When I saw in the gift shop a bag of jellybeans called “Penguin Eggs,” I had to take a picture- as I know Ben would have done- we loved jellybeans, and I know that he would have forever more called jellybeans “penguin eggs.” In my head, I will smile as I do that, too, and I will think of Ben and know that he is watching and smiling. I am determined to fight the anger.
The dolphin encounter was bittersweet. The first dolphin show Ben ever saw was during our first getaway in Connecticut, at the aquarium in Mystic and it was a blast. I had seen other dolphin presentations but seeing this one with Ben was particularly fun because he and I unabashedly let our inner children shine. I did feel his presence during that encounter and I believed that he was watching me. I know that some people do not believe in this, but I do, and it gives me comfort. I shared my joy with him and kept him with me in my heart, so he felt a part of the experience. I made mental notes of how he probably would not have been able to get to the training area and pool because they did not seem to be accessible. Then, I thought about how, just as he did in Walt Disney World, Ben would have focused on what he COULD do rather than what was not possible. He would have been enraptured watching the dolphins in their habitat.
Otters are my thing, but Ben would have been happily teasing me and celebrating my joy. I seem to be able to enjoy things more if I feel like I am sharing with him. Maybe I’m deceiving myself, maybe it’s just a way that I cope with my exasperation and sadness at his absence.
When I watch Up and see Carl and Ellie get old together, I have a hard time recovering from the tears.

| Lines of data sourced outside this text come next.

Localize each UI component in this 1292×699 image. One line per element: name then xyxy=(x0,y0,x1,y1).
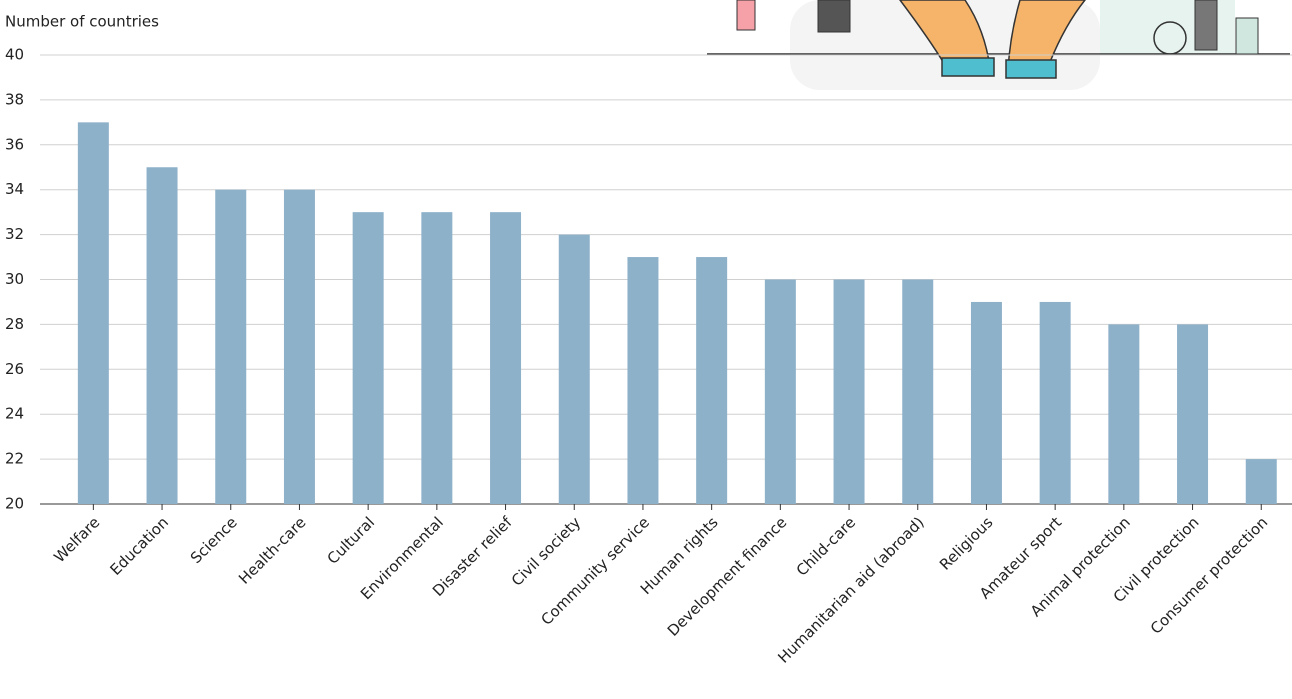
bar xyxy=(764,279,796,504)
x-tick-label: Welfare xyxy=(50,513,103,566)
x-tick-label: Cultural xyxy=(324,513,378,567)
bar xyxy=(352,212,384,504)
bar xyxy=(970,301,1002,504)
y-tick-label: 24 xyxy=(5,405,24,423)
bar xyxy=(1245,459,1277,504)
illustration xyxy=(707,0,1290,90)
x-tick-label: Development finance xyxy=(664,513,790,639)
y-tick-label: 20 xyxy=(5,495,24,513)
x-tick-label: Science xyxy=(187,513,241,567)
y-tick-label: 30 xyxy=(5,270,24,288)
x-tick-label: Child-care xyxy=(793,513,859,579)
bar xyxy=(696,257,728,504)
bar xyxy=(902,279,934,504)
bar xyxy=(627,257,659,504)
y-tick-label: 22 xyxy=(5,450,24,468)
bar xyxy=(77,122,109,504)
bar xyxy=(1108,324,1140,504)
bar xyxy=(215,189,247,504)
y-tick-label: 36 xyxy=(5,135,24,153)
bar xyxy=(146,167,178,504)
bar xyxy=(283,189,315,504)
x-tick-label: Education xyxy=(107,513,173,579)
x-tick-label: Humanitarian aid (abroad) xyxy=(774,513,927,666)
bar xyxy=(421,212,453,504)
y-tick-label: 28 xyxy=(5,315,24,333)
x-tick-label: Religious xyxy=(936,513,997,574)
bar xyxy=(558,234,590,504)
x-tick-label: Health-care xyxy=(235,513,309,587)
bar xyxy=(833,279,865,504)
y-tick-label: 34 xyxy=(5,180,24,198)
y-tick-label: 26 xyxy=(5,360,24,378)
bar xyxy=(490,212,522,504)
bar xyxy=(1177,324,1209,504)
y-axis-title: Number of countries xyxy=(5,13,159,31)
y-tick-label: 32 xyxy=(5,225,24,243)
y-tick-label: 38 xyxy=(5,90,24,108)
bar xyxy=(1039,301,1071,504)
x-tick-label: Civil society xyxy=(508,513,584,589)
x-tick-label: Consumer protection xyxy=(1147,513,1271,637)
y-tick-label: 40 xyxy=(5,46,24,64)
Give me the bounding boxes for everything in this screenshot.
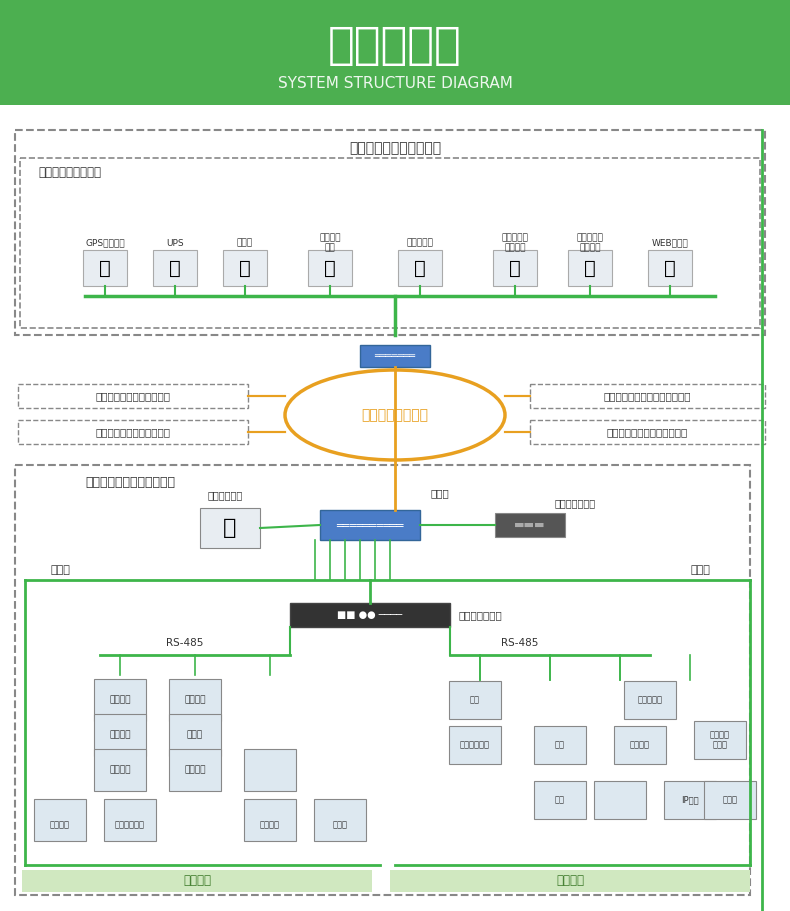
Text: 🖥: 🖥 [414,259,426,278]
Text: 🖥: 🖥 [169,259,181,278]
Text: 🖥: 🖥 [99,259,111,278]
Text: 监控工作站: 监控工作站 [407,239,434,248]
FancyBboxPatch shape [244,799,296,841]
FancyBboxPatch shape [398,250,442,286]
FancyBboxPatch shape [648,250,692,286]
FancyBboxPatch shape [694,721,746,759]
Text: 温控仪: 温控仪 [187,731,203,740]
Text: RS-485: RS-485 [167,638,204,648]
Text: 电力监控: 电力监控 [183,875,211,887]
FancyBboxPatch shape [449,726,501,764]
Text: 飞行区变配电智能监控系统: 飞行区变配电智能监控系统 [96,391,171,401]
FancyBboxPatch shape [308,250,352,286]
FancyBboxPatch shape [534,726,586,764]
FancyBboxPatch shape [244,749,296,791]
Text: 🖥: 🖥 [239,259,251,278]
FancyBboxPatch shape [449,681,501,719]
FancyBboxPatch shape [169,679,221,721]
Text: 交换机: 交换机 [431,488,450,498]
Text: GPS卫星校时: GPS卫星校时 [85,239,125,248]
Text: 以太网: 以太网 [50,565,70,575]
Text: 烟感: 烟感 [555,795,565,804]
Text: 保护装置: 保护装置 [50,821,70,830]
Text: 本地监控主机: 本地监控主机 [207,490,243,500]
FancyBboxPatch shape [94,714,146,756]
Text: 测量仪表: 测量仪表 [109,765,131,774]
Text: 水浸: 水浸 [555,741,565,750]
Bar [22,870,372,892]
FancyBboxPatch shape [94,749,146,791]
Text: 摄像机: 摄像机 [723,795,738,804]
Text: 系统结构图: 系统结构图 [328,24,462,67]
Text: 机场变配电智能监控系统: 机场变配电智能监控系统 [349,141,441,155]
Text: 🖥: 🖥 [664,259,676,278]
FancyBboxPatch shape [314,799,366,841]
FancyBboxPatch shape [534,781,586,819]
Text: 温湿度传感器: 温湿度传感器 [460,741,490,750]
Text: 门禁: 门禁 [470,695,480,704]
Text: ══════════: ══════════ [337,520,404,530]
Text: WEB服务器: WEB服务器 [652,239,688,248]
Text: ▬▬▬: ▬▬▬ [514,520,546,530]
Text: 航站区变配电智能监控系统: 航站区变配电智能监控系统 [85,476,175,489]
FancyBboxPatch shape [34,799,86,841]
Text: 智能通信管理机: 智能通信管理机 [458,610,502,620]
Text: 数据库服务
器（主）: 数据库服务 器（主） [502,233,529,252]
FancyBboxPatch shape [320,510,420,540]
FancyBboxPatch shape [200,508,260,548]
Text: 网络硬盘录像机: 网络硬盘录像机 [555,498,596,508]
Text: UPS: UPS [166,239,184,248]
Text: 电能质量装置: 电能质量装置 [115,821,145,830]
Text: ═══════: ═══════ [374,351,416,361]
FancyBboxPatch shape [104,799,156,841]
Text: 以太网: 以太网 [690,565,710,575]
FancyBboxPatch shape [704,781,756,819]
Text: 综合交通区变配电智能监控系统: 综合交通区变配电智能监控系统 [604,391,690,401]
Text: 红外双鉴: 红外双鉴 [630,741,650,750]
FancyBboxPatch shape [624,681,676,719]
Text: 🖥: 🖥 [224,518,237,538]
Text: 信号采集器: 信号采集器 [638,695,663,704]
FancyBboxPatch shape [153,250,197,286]
Text: 产业园区变配电智能监控系统: 产业园区变配电智能监控系统 [607,427,687,437]
Text: 测量仪表: 测量仪表 [109,695,131,704]
Text: 光纤快速冗余环网: 光纤快速冗余环网 [362,408,428,422]
Text: 测量仪表: 测量仪表 [109,731,131,740]
Text: 直流屏: 直流屏 [333,821,348,830]
FancyBboxPatch shape [94,679,146,721]
Text: SYSTEM STRUCTURE DIAGRAM: SYSTEM STRUCTURE DIAGRAM [277,76,513,90]
FancyBboxPatch shape [495,513,565,537]
Text: 🖥: 🖥 [509,259,521,278]
Text: 智能空调
控制器: 智能空调 控制器 [710,731,730,750]
Bar [0,105,790,911]
FancyBboxPatch shape [493,250,537,286]
Text: 配套区变配电智能监控系统: 配套区变配电智能监控系统 [96,427,171,437]
FancyBboxPatch shape [169,749,221,791]
FancyBboxPatch shape [290,603,450,627]
Bar [0,0,790,105]
FancyBboxPatch shape [664,781,716,819]
Text: 变配电智能监控中心: 变配电智能监控中心 [39,166,101,179]
Text: 数据库服务
器（备）: 数据库服务 器（备） [577,233,604,252]
FancyBboxPatch shape [83,250,127,286]
FancyBboxPatch shape [614,726,666,764]
Text: 工程师工
作站: 工程师工 作站 [319,233,340,252]
FancyBboxPatch shape [568,250,612,286]
Text: 🖥: 🖥 [584,259,596,278]
Bar [390,870,750,892]
FancyBboxPatch shape [360,345,430,367]
Text: 测量仪表: 测量仪表 [260,821,280,830]
Text: 发电机组: 发电机组 [184,695,205,704]
Text: IP电话: IP电话 [681,795,699,804]
Text: RS-485: RS-485 [502,638,539,648]
Text: 环境监控: 环境监控 [556,875,584,887]
Text: ■■ ●● ────: ■■ ●● ──── [337,610,403,620]
FancyBboxPatch shape [594,781,646,819]
Text: 🖥: 🖥 [324,259,336,278]
Text: 无功补偿: 无功补偿 [184,765,205,774]
FancyBboxPatch shape [169,714,221,756]
Text: 打印机: 打印机 [237,239,253,248]
FancyBboxPatch shape [223,250,267,286]
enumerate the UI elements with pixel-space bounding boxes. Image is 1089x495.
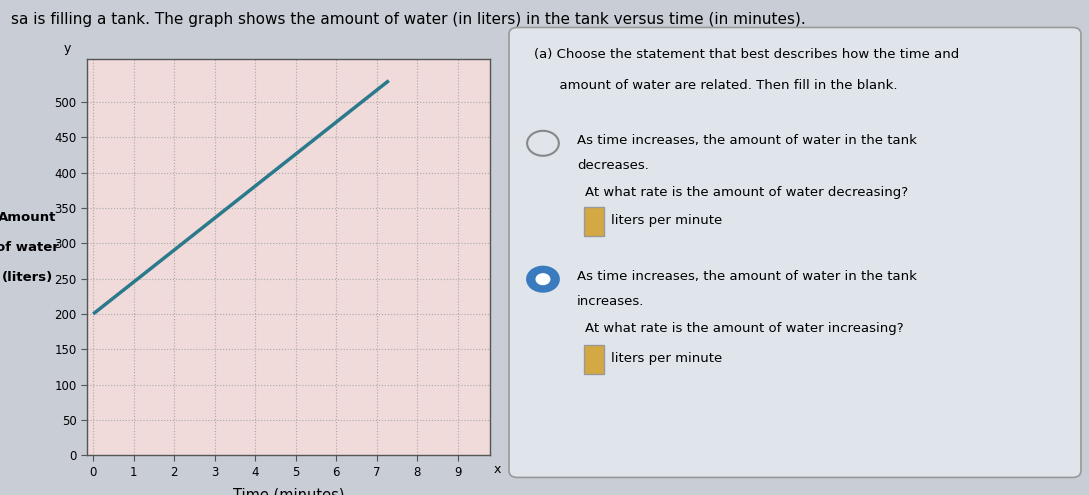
Text: decreases.: decreases. bbox=[577, 159, 649, 172]
Text: of water: of water bbox=[0, 241, 59, 254]
Text: amount of water are related. Then fill in the blank.: amount of water are related. Then fill i… bbox=[535, 79, 898, 92]
FancyBboxPatch shape bbox=[509, 27, 1081, 477]
FancyBboxPatch shape bbox=[584, 206, 604, 236]
Text: (liters): (liters) bbox=[1, 271, 53, 284]
Text: Amount: Amount bbox=[0, 211, 57, 224]
Text: liters per minute: liters per minute bbox=[611, 352, 722, 365]
Circle shape bbox=[527, 267, 559, 292]
FancyBboxPatch shape bbox=[584, 345, 604, 374]
Text: y: y bbox=[63, 43, 71, 55]
Text: At what rate is the amount of water decreasing?: At what rate is the amount of water decr… bbox=[586, 186, 908, 198]
Text: liters per minute: liters per minute bbox=[611, 214, 722, 227]
Text: x: x bbox=[494, 463, 501, 476]
Circle shape bbox=[536, 274, 550, 285]
Text: (a) Choose the statement that best describes how the time and: (a) Choose the statement that best descr… bbox=[535, 48, 959, 60]
Text: At what rate is the amount of water increasing?: At what rate is the amount of water incr… bbox=[586, 322, 904, 335]
X-axis label: Time (minutes): Time (minutes) bbox=[233, 487, 344, 495]
Text: As time increases, the amount of water in the tank: As time increases, the amount of water i… bbox=[577, 270, 917, 283]
Text: increases.: increases. bbox=[577, 295, 645, 308]
Text: As time increases, the amount of water in the tank: As time increases, the amount of water i… bbox=[577, 134, 917, 148]
Text: sa is filling a tank. The graph shows the amount of water (in liters) in the tan: sa is filling a tank. The graph shows th… bbox=[11, 12, 806, 27]
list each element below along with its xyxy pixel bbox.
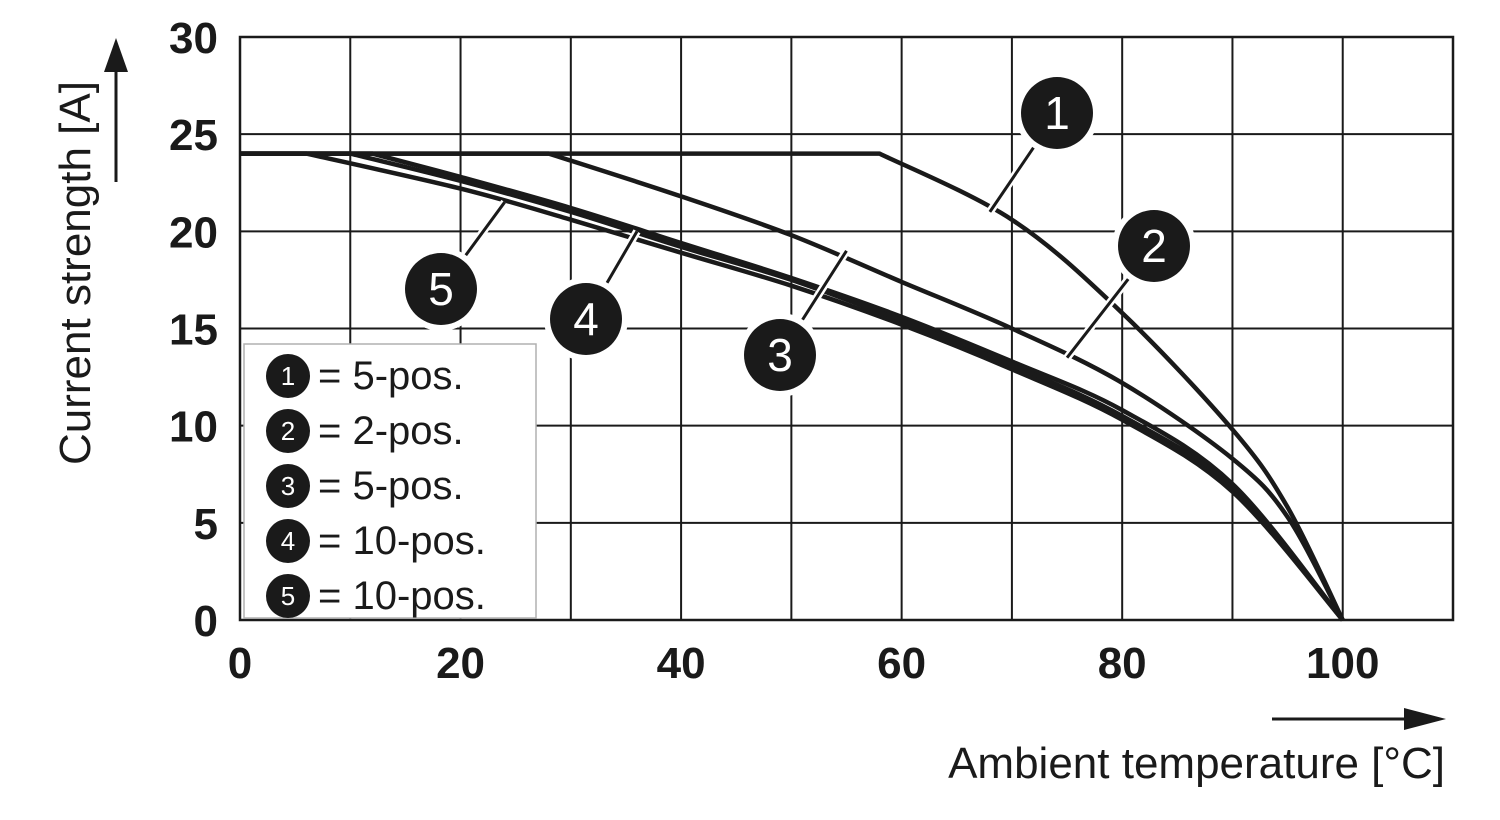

Before his ALS diagnosis, when Ben saw elderly couples holding hands and strolling along, he would always comment that one day we would look like that. When I watch Carl talking to Ellie after she is gone, greeting her photograph and looking at her chair, I see myself and how I still look at Ben’s chair and talk to him, and greet his picture that is my laptop background. I’m not comfortable with this angry phase that I’m experiencing. I prefer to focus on Ellie’s, “My Adventure Book” and revisit the pages of my book that Ben filled with so many memories and much love- even during the ALS days- and know that those pages will never disappear or be erased. Ben and I never talked about what my future would look like without him. On occasion, he would laugh and say that if I ever met anyone else, that he would haunt me like the Grim Grinning Ghosts at Walt Disney World’s Haunted Mansion. We never seriously talked about it. So, I’m on my own trying to carve out a future that gives me joy and honors Ben’s memory. Just like Carl, even though I am struggling with old and new emotions as I move forward, and I need to keep Ben very present, I am filling the pages with new memories.
Up makes me cry a lot, but it is a beautiful film with a lot of hope. The positive perspective it lends to grief and to living with and past a painful loss can help lift you Up!
I also recommend the Georgia Aquarium and its encounter programs. It may not have a castle, but it is a magical place!